Reyes Josephine F, Francis Andrew R, Tanaka Mark M
School of Biotechnology and Biomolecular Sciences, University of New South Wales, Sydney 2052, Australia.
BMC Bioinformatics. 2008 Nov 27;9:496. doi: 10.1186/1471-2105-9-496.

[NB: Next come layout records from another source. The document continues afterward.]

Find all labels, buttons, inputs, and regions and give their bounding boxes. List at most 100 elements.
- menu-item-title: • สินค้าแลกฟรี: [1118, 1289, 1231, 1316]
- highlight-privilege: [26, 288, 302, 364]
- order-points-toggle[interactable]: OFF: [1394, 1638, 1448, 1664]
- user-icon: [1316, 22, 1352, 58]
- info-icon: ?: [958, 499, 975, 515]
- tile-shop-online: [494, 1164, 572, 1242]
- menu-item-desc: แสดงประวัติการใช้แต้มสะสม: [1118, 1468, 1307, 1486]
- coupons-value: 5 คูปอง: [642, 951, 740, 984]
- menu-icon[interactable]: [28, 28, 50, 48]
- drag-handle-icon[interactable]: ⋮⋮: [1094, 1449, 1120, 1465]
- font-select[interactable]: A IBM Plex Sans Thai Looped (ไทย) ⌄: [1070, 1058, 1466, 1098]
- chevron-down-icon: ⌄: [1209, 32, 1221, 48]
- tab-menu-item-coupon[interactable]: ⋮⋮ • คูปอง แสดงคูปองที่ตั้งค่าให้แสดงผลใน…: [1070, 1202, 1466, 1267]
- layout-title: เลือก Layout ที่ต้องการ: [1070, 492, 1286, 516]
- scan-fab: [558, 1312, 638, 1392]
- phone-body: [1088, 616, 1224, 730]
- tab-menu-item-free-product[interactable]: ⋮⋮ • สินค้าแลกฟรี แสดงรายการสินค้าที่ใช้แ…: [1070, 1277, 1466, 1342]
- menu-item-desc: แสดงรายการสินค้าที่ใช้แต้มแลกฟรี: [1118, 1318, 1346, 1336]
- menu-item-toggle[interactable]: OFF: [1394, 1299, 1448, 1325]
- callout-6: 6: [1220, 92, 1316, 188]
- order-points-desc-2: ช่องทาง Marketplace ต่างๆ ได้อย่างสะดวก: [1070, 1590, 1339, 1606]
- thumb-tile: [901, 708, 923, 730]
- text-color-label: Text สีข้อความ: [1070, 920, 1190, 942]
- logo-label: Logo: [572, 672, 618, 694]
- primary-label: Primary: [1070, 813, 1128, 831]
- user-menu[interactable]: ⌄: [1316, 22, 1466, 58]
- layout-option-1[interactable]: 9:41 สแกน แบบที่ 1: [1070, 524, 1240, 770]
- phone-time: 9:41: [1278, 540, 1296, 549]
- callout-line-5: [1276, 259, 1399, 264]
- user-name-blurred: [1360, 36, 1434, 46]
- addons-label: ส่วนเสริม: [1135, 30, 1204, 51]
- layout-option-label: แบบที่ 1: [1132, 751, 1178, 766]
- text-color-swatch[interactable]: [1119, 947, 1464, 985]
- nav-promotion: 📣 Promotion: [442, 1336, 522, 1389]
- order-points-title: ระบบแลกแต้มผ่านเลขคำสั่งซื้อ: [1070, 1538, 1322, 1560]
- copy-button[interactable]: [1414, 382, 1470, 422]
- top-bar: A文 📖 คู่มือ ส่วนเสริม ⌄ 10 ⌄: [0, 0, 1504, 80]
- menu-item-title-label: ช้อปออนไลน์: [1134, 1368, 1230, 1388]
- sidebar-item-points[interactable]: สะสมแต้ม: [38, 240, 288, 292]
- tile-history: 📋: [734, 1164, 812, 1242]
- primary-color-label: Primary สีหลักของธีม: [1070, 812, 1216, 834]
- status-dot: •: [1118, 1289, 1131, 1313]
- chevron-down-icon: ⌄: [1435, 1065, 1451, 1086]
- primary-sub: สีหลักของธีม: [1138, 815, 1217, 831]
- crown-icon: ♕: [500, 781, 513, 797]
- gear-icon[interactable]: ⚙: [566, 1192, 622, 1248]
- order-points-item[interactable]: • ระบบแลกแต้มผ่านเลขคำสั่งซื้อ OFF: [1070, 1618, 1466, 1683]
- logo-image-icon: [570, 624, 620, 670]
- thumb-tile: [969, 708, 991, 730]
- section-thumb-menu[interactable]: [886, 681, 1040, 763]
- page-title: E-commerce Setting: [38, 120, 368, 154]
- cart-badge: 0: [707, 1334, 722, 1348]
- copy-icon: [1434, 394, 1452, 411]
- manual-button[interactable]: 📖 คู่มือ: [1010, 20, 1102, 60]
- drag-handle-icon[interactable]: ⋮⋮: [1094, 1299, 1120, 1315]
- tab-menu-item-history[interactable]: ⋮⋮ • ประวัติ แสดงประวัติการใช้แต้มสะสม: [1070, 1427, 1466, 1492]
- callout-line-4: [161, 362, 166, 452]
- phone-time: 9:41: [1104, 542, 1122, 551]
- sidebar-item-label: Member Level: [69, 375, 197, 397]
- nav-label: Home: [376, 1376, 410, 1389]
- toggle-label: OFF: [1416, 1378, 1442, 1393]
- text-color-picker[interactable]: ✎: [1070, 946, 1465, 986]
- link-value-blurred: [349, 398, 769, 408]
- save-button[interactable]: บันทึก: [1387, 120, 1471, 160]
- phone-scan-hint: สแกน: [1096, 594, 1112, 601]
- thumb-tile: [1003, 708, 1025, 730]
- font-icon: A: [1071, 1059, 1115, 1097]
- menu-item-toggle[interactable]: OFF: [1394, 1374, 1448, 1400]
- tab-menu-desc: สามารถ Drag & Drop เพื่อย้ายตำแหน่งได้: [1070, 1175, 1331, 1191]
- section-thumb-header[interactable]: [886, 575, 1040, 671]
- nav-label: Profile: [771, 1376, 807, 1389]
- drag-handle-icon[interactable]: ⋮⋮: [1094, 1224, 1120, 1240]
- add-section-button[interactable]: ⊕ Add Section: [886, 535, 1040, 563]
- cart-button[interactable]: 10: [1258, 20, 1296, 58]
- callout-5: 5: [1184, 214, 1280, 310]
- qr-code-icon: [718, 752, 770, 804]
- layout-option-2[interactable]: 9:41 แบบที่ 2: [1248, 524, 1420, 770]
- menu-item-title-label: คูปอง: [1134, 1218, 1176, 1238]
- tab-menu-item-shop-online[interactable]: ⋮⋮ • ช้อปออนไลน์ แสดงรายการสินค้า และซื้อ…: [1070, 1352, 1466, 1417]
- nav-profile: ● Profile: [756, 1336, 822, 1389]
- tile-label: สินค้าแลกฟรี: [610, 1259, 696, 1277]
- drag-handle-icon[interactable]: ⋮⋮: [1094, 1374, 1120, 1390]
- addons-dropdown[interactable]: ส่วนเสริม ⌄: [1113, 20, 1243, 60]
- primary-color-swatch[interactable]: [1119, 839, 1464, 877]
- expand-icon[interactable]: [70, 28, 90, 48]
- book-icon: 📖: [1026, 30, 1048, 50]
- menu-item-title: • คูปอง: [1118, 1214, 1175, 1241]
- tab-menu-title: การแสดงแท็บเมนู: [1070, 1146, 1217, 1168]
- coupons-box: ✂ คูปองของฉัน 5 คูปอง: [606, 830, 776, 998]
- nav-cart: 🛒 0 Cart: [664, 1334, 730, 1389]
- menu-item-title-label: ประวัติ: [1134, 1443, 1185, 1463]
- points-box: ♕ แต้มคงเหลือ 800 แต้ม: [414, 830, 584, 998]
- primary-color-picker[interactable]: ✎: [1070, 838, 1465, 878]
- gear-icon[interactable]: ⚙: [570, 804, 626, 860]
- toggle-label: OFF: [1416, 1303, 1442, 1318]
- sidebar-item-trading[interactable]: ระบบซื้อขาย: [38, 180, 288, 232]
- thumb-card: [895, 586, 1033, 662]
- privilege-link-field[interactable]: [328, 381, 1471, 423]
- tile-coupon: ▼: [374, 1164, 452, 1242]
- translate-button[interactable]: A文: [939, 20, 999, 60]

Molecular typing methods are commonly used to study genetic relationships among bacterial isolates. Many of these methods have become standardized and produce portable data. A popular approach for analyzing such data is to construct graphs, including phylogenies. Inferences from graph representations of data assist in understanding the patterns of transmission of bacterial pathogens, and basing these graph constructs on biological models of evolution of the molecular marker helps make these inferences. Spoligotyping is a widely used method for genotyping isolates of Mycobacterium tuberculosis that exploits polymorphism in the direct repeat region. Our goal was to examine a range of models describing the evolution of spoligotypes in order to develop a visualization method to represent likely relationships among M. tuberculosis isolates.
We found that inferred mutations of spoligotypes frequently involve the loss of a single or very few adjacent spacers. Using a second-order variant of Akaike's Information Criterion, we selected the Zipf model as the basis for resolving ambiguities in the ancestry of spoligotypes. We developed a method to construct graphs of spoligotypes (which we call spoligoforests). To demonstrate this method, we applied it to a tuberculosis data set from Cuba and compared the method to some existing methods.
We propose a new approach in analyzing relationships of M. tuberculosis isolates using spoligotypes. The spoligoforest recovers a plausible history of transmission and mutation events based on the selected deletion model. The method may be suitable to study markers based on loci of similar structure from other bacteria. The groupings and relationships in the spoligoforest can be analyzed along with the clinical features of strains to provide an understanding of the evolution of spoligotypes.
分子分型方法常用于研究细菌分离株之间的遗传关系。其中许多方法已实现标准化并能产生便于携带的数据。一种分析此类数据的常用方法是构建图表,包括系统发育树。从数据的图表表示中进行推断有助于理解细菌病原体的传播模式,并且基于分子标记进化的生物学模型构建这些图表有助于进行这些推断。间隔寡核苷酸分型(Spoligotyping)是一种广泛用于结核分枝杆菌分离株基因分型的方法,它利用直接重复区域的多态性。我们的目标是研究一系列描述间隔寡核苷酸分型(Spoligotype)进化的模型,以便开发一种可视化方法来表示结核分枝杆菌分离株之间可能的关系。
我们发现推断的间隔寡核苷酸分型(Spoligotype)突变通常涉及单个或极少数相邻间隔序列的缺失。使用赤池信息准则的二阶变体,我们选择齐普夫模型作为解决间隔寡核苷酸分型(Spoligotype)祖先歧义的基础。我们开发了一种构建间隔寡核苷酸分型(Spoligotype)图表的方法(我们称之为间隔寡核苷酸分型森林)。为了证明该方法,我们将其应用于来自古巴的结核病数据集,并将该方法与一些现有方法进行了比较。
我们提出了一种使用间隔寡核苷酸分型(Spoligotype)分析结核分枝杆菌分离株关系的新方法。间隔寡核苷酸分型森林基于选定的缺失模型恢复了传播和突变事件的合理历史。该方法可能适用于研究来自其他细菌的具有相似结构位点的标记。可以结合菌株的临床特征分析间隔寡核苷酸分型森林中的分组和关系,以了解间隔寡核苷酸分型(Spoligotype)的进化。